Archive:  ngrok-stable-linux-amd64.zip
  inflating: ngrok                   


## Launching tensorboard

I'm not sure if it is only my problem, but i very often had errors when tried to launch tensorboard with enabled TF v1.

The next code supposed to work TF v1, but i can't guarantee that.

In [0]:
LOG_DIR = os.path.join(ml_folder, "jockey_detection")


get_ipython().system_raw(
    'tensorboard --logdir {} --host 0.0.0.0 --port 6006 &'
    .format(LOG_DIR)
)


Let's check if we succesfully did it.

In case of mistake you'll get 
```Failed to connect to localhost port 6006: Connection refused```

Otherwise there will be a listing of HTML code


In [0]:
! curl http://localhost:6006

Launch ngrok

In [0]:
ngrok_path = os.path.join(ml_folder, "ngrok", "ngrok")
get_ipython().system_raw('{} http 6006 &'.format(ngrok_path))

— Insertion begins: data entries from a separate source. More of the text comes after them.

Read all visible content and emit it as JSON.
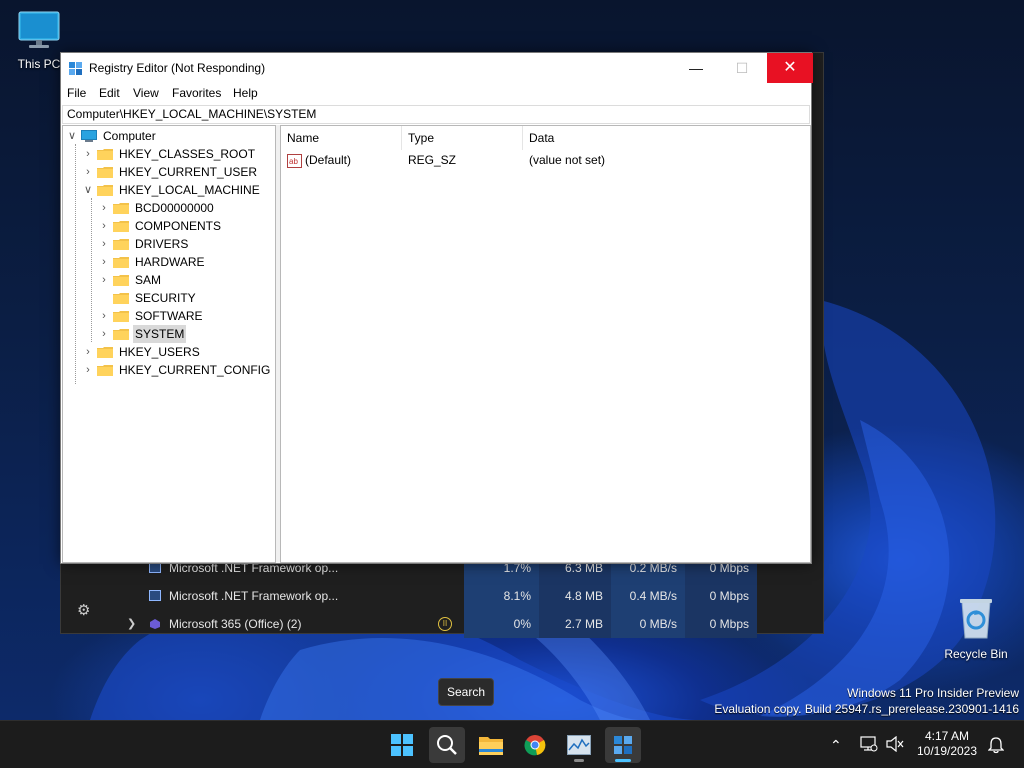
{
  "desktop": {
    "this_pc_label": "This PC",
    "recycle_bin_label": "Recycle Bin"
  },
  "task_manager": {
    "rows": [
      {
        "name": "Microsoft .NET Framework op...",
        "cpu": "1.7%",
        "memory": "6.3 MB",
        "disk": "0.2 MB/s",
        "network": "0 Mbps"
      },
      {
        "name": "Microsoft .NET Framework op...",
        "cpu": "8.1%",
        "memory": "4.8 MB",
        "disk": "0.4 MB/s",
        "network": "0 Mbps"
      },
      {
        "name": "Microsoft 365 (Office) (2)",
        "cpu": "0%",
        "memory": "2.7 MB",
        "disk": "0 MB/s",
        "network": "0 Mbps"
      }
    ]
  },
  "regedit": {
    "title": "Registry Editor (Not Responding)",
    "menu": [
      "File",
      "Edit",
      "View",
      "Favorites",
      "Help"
    ],
    "address": "Computer\\HKEY_LOCAL_MACHINE\\SYSTEM",
    "tree": {
      "root": "Computer",
      "hives": [
        "HKEY_CLASSES_ROOT",
        "HKEY_CURRENT_USER",
        "HKEY_LOCAL_MACHINE",
        "HKEY_USERS",
        "HKEY_CURRENT_CONFIG"
      ],
      "hklm_children": [
        "BCD00000000",
        "COMPONENTS",
        "DRIVERS",
        "HARDWARE",
        "SAM",
        "SECURITY",
        "SOFTWARE",
        "SYSTEM"
      ],
      "selected": "SYSTEM"
    },
    "columns": {
      "name": "Name",
      "type": "Type",
      "data": "Data"
    },
    "values": [
      {
        "name": "(Default)",
        "type": "REG_SZ",
        "data": "(value not set)"
      }
    ]
  },
  "tooltip": "Search",
  "watermark": {
    "line1": "Windows 11 Pro Insider Preview",
    "line2": "Evaluation copy. Build 25947.rs_prerelease.230901-1416"
  },
  "clock": {
    "time": "4:17 AM",
    "date": "10/19/2023"
  },
  "colors": {
    "accent": "#4cc2ff",
    "close_red": "#e81123",
    "selection": "#d9d9d9"
  }
}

Get the url where you can observe your tensorboard

In [17]:
! curl -s http://localhost:4040/api/tunnels | python3 -c \
    "import sys, json; print(json.load(sys.stdin)['tunnels'][0]['public_url'])"

http://0bef416e.ngrok.io


## Launching tensorboard with TF v2
Please, pay attention, that you need restart runtime if you've aready switched to tf v1. 

You could do this "Runtime(tab) -> Restart runtime"

In [1]:
%cd ml_folder/"/jockey_detection/model"

/content/drive/My Drive/colab_tf_od_train_results/models/jockey_detection/model


In [10]:
%load_ext tensorboard
%tensorboard --logdir=./ --port=6006
# %reload_ext tensorboard

The tensorboard extension is already loaded. To reload it, use:
  %reload_ext tensorboard


<IPython.core.display.Javascript object>

If you see a tensorboard in a cell it means that everything went fine.

What i personally found more convenient is to make an another notebook with tensorboard launch only. In this case you don't need to restart runtime.